In cases where an epidemic does take off --->
Erdos-Renyi graph appears to have HIGHER final percentage infected in most cases.


#### 3. Overall, which of these two networks seems to be more susceptible to the spread of disease?

In [138]:
avg_erdos = np.mean(list_percent_erdos)
avg_prefer = np.mean(list_percent_prefer)

In [140]:
print(avg_erdos,avg_prefer)

0.5582118677817602 0.5491079251294306


In terms of epidemics, we have seen that erdos-renyi is **slightly less susceptible** than preferential attachment graph. <br/>
But, in those cases, erdos-renyi network used to converge with a **higher percentage of final infected population** than the preferential attachment. <br/>
**Overall (including epidemic and non-epidemic cases both)**, if we take the mean % of the infected population after those 100 simulations, <br/> 
both of the networks (erdos-renyi and preferential attachment) have very close results where the erdos-renyi graph seenms slightly more susceptible by a very small margin.

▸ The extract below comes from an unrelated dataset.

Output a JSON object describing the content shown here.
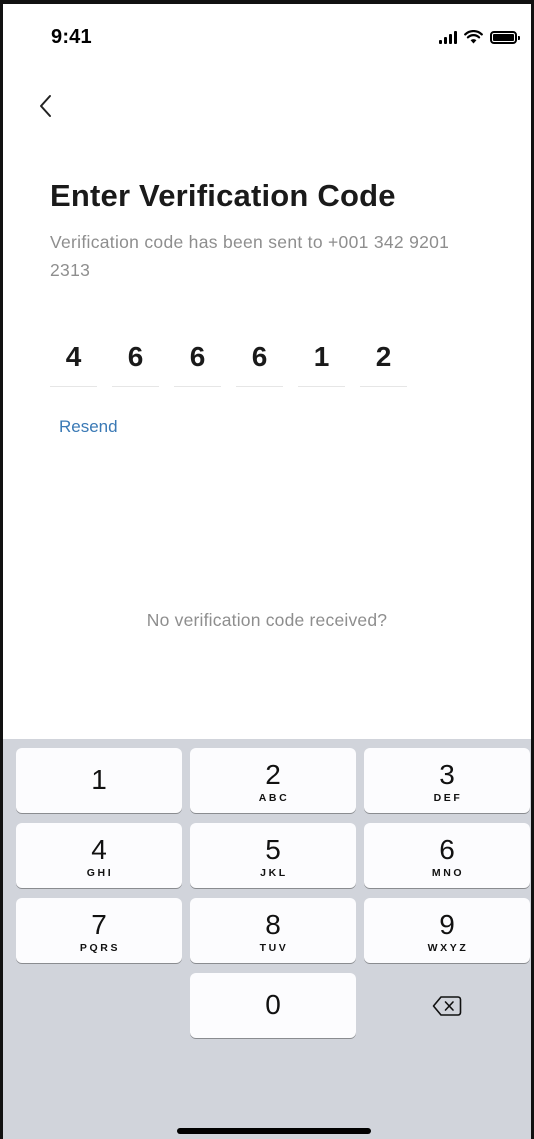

#### 4. Give one good reason why you might expect to see these significant differences (or lack thereof) between Erdos-Renyi and Preferential Attachment? (2–3 sentences)

In [145]:
print(e2, e3)
print("Pair (Erdos-Preferential): chi-square statistic = ",X_e2_e3[0], " and p-value = ", X_e2_e3[1])

69 74
Pair (Erdos-Preferential): chi-square statistic =  0.39258986627407677  and p-value =  0.5309411900701313


We see that Preferential Attachment graph use to be slightly more susceptible to epidemics, but the statistical significance test comes up with a smaller 
test statistics. It appears from the results of these 100 simulations that the two observed graph sequences are not much far from each other.

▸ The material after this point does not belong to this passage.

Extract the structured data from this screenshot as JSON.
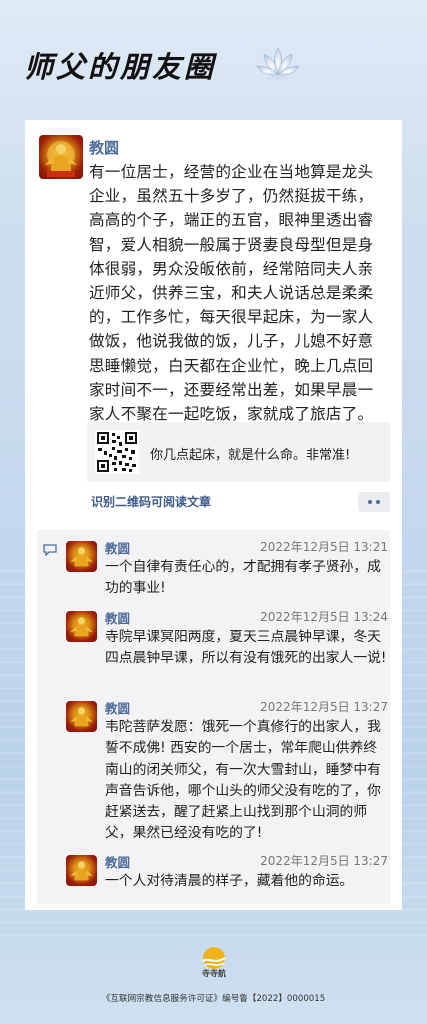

The differences we have seen in these two graph networks, is more related to the structure through which these graph used to form ( they have different strategies to form the network ).
And as we see that these differences are not much significant might be due to the fact that they both are simulated networks with similar graph properties and we see the test statistics is quite higher when we compare any of them with the real (Actor) network.